Эта гиблая жизнь
Шрифт:
Жить действительно стало веселей…
Ребята оказались зело хваткие. И в смысле половчее схватить, урвать что под руку подвернется, и в смысле приспособиться, найти свою выгоду даже на догорающих останках родного производства.
Как-то раз один из ребят-начальников перехватил Перевалова в полумраке коридора и под локоток увлек к себе в кабинет.
Молодой начальник долго и пространно рассуждал о том, как резко вокруг все меняется, что старое, слава Богу, уже не возвратить, что жить надо сегодняшними реалиями, в которых рынок правит бал и всюду деньги, деньги, деньги, всюду деньги без конца, а потому волей-неволей
– В общем, Николай Федорович, – испытующе и со значением сказал начальник, – не хотелось бы вам заняться настоящим делом?
Как дальше выяснилось, под «настоящим делом» подразумевалось создание некоего товарищества с ограниченной ответственностью, где Перевалову отводилась роль технического директора. Чем будет заниматься новорожденное ТОО, а в нем – он, Перевалов, начальник объяснял прямо-таки эзоповским языком. Из напущенного словесного тумана Перевалов кое-как уяснил для себя, что ему предлагается перелицовывать или подгонять под нужды и вкусы потенциальных (скорее всего зарубежных) заказчиков имеющиеся в КБ разработки с целью выгодной их продажи.
– Боже мой! – ужаснулся Перевалов. – Продавать то, что береглось когда-то, как зеница ока, как часть национального могущества и как его честь, наконец!
– Николай Федорович, – посмотрел на него как на идиота начальник, – я же вам говорю: рынок, все на продажу, от презервативов и гвоздей до космической техники и грудных младенцев. Нормальный бизнес…
Над предложением Перевалов обещал подумать, и еще несколько дней в висках его пульсировала фраза – «все на продажу!» И чем настойчивей стучалась она, тем отчаянней протестовала душа Перевалова. Его воспитывали совсем на других моральных ценностях и понятиях. С детства ему внушали, что общественное благо и достояние выше личного, что раньше думай о родине, а потом о себе. Поэтому ему и в голову не могло прийти торговать государственными тайнами (а именно к таковым большинство разработок в Переваловском КБ и относилось).
Но у теряющего последние лохмотья государства тайн оставалось все меньше. А те, что пока еще не были проданы, ждали своего покупателя. И Перевалову предлагалось готовить этот необычный товар к продаже.
После бесед с ребятами-начальниками бросало Перевалова то в жар, то в холод. Не от страха, нет. Чего бояться? Не в пример прежним временам, нынче никто никого ни за что (если не считать бандитских разборок) не преследовал, ибо ни воровства, ни спекуляции, ни измены с предательством не было просто по определению – везде один сплошной бизнес. Знобило от самой мысли, что ему, быть может, придется окунуться в зловонное топкое болото. Всю жизнь Перевалов знал, что родину, как и мать, не выбирают, что ею не торгуют, а напротив, заботятся об ее защите и безопасности, и вот…

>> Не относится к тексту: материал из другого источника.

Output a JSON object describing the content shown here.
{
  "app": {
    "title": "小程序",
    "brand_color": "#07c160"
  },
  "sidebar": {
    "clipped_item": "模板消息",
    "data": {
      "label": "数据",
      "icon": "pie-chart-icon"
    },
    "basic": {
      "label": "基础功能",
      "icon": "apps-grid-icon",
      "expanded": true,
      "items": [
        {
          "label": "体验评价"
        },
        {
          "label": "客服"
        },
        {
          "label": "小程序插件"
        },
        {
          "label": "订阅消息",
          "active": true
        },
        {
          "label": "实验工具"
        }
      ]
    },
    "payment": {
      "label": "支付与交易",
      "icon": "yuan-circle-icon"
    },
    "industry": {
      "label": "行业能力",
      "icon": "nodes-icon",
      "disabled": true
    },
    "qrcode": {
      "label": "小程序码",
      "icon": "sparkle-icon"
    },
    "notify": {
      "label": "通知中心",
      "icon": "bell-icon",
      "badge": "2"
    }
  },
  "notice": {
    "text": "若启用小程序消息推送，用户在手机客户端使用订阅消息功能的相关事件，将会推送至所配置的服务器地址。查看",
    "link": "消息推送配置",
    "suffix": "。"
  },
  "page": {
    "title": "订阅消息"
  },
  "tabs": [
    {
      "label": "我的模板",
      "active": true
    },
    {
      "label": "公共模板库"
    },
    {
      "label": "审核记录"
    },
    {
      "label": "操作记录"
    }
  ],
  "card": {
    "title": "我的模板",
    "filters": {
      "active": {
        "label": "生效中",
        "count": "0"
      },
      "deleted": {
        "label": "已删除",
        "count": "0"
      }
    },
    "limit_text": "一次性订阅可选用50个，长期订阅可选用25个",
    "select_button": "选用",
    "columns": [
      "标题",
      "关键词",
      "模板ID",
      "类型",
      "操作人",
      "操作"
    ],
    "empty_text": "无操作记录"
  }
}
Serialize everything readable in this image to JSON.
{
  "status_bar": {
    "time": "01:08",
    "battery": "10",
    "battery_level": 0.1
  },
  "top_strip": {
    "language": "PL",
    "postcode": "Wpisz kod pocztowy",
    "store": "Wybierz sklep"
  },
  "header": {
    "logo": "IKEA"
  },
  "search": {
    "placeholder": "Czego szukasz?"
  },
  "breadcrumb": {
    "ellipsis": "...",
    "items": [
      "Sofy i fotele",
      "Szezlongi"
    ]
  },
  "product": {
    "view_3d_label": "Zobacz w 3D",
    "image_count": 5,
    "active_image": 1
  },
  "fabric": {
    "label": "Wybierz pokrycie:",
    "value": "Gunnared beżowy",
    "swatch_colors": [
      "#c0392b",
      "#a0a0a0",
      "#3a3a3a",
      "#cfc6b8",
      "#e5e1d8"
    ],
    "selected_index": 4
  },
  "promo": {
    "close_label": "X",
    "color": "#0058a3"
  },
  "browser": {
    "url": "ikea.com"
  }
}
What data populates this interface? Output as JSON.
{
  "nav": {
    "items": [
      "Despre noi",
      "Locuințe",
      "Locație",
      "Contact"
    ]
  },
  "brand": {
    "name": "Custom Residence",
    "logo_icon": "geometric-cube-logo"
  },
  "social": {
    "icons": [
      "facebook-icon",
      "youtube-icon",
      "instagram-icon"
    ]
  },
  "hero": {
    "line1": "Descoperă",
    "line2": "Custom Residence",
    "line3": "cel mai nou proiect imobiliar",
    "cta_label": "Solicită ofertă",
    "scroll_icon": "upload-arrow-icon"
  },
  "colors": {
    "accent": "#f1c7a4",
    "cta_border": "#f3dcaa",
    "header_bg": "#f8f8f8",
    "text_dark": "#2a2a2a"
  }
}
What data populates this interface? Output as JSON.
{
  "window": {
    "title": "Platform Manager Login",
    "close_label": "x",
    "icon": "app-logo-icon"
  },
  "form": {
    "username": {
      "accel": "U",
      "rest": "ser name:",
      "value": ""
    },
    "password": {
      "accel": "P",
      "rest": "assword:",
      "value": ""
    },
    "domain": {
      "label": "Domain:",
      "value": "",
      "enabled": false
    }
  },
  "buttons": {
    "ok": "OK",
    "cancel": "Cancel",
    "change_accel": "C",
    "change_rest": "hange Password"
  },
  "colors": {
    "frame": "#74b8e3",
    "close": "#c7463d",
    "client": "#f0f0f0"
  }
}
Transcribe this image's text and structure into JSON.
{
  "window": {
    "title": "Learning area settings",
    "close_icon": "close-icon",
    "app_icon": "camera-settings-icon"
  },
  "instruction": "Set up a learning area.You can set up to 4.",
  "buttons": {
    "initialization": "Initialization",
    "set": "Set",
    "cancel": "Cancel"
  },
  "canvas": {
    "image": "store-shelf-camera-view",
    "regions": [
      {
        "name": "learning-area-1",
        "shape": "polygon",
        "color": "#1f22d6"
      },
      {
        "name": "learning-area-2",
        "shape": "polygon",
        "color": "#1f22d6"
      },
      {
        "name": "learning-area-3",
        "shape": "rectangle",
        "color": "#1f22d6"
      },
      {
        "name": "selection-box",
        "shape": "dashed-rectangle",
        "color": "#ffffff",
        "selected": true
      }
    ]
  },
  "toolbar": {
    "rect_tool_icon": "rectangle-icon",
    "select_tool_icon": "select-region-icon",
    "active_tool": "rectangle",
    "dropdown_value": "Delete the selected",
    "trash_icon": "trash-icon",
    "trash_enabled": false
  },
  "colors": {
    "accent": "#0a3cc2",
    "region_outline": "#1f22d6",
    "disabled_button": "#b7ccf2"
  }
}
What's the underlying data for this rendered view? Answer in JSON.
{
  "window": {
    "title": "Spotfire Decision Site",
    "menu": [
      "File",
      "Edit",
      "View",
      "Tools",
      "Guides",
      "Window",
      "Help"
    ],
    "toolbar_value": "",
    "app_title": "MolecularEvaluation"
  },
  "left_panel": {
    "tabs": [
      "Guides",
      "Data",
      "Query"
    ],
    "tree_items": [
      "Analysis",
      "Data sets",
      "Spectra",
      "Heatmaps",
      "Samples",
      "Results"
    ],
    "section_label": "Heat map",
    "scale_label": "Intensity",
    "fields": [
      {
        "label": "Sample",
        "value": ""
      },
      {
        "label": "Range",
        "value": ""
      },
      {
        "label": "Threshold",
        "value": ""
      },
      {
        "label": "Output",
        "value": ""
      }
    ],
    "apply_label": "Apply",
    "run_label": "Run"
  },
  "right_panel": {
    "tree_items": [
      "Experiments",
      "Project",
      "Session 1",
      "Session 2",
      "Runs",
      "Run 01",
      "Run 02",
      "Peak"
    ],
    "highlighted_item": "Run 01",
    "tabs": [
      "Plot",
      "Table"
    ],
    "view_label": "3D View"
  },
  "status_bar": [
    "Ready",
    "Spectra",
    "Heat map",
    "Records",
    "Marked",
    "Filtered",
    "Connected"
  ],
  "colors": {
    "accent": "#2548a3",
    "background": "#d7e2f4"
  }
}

От этих мыслей Перевалов слег в постель. К моменту выздоровления твердо решил сказать начальникам на их предложение категорическое «нет». Он даже прорепетировал нелегкую для него сцену и представил,
Николай Федорович почувствовал облегчение – неприятное это дело решалось как бы само собой. В то же время самолюбие его было уязвлено. И не из-за того лишь, что ему предлагали стать соучастником грязной игры. Убедившись, что рассчитывать на него не стоит, его просто забыли, вычеркнули из памяти, перестали видеть в упор.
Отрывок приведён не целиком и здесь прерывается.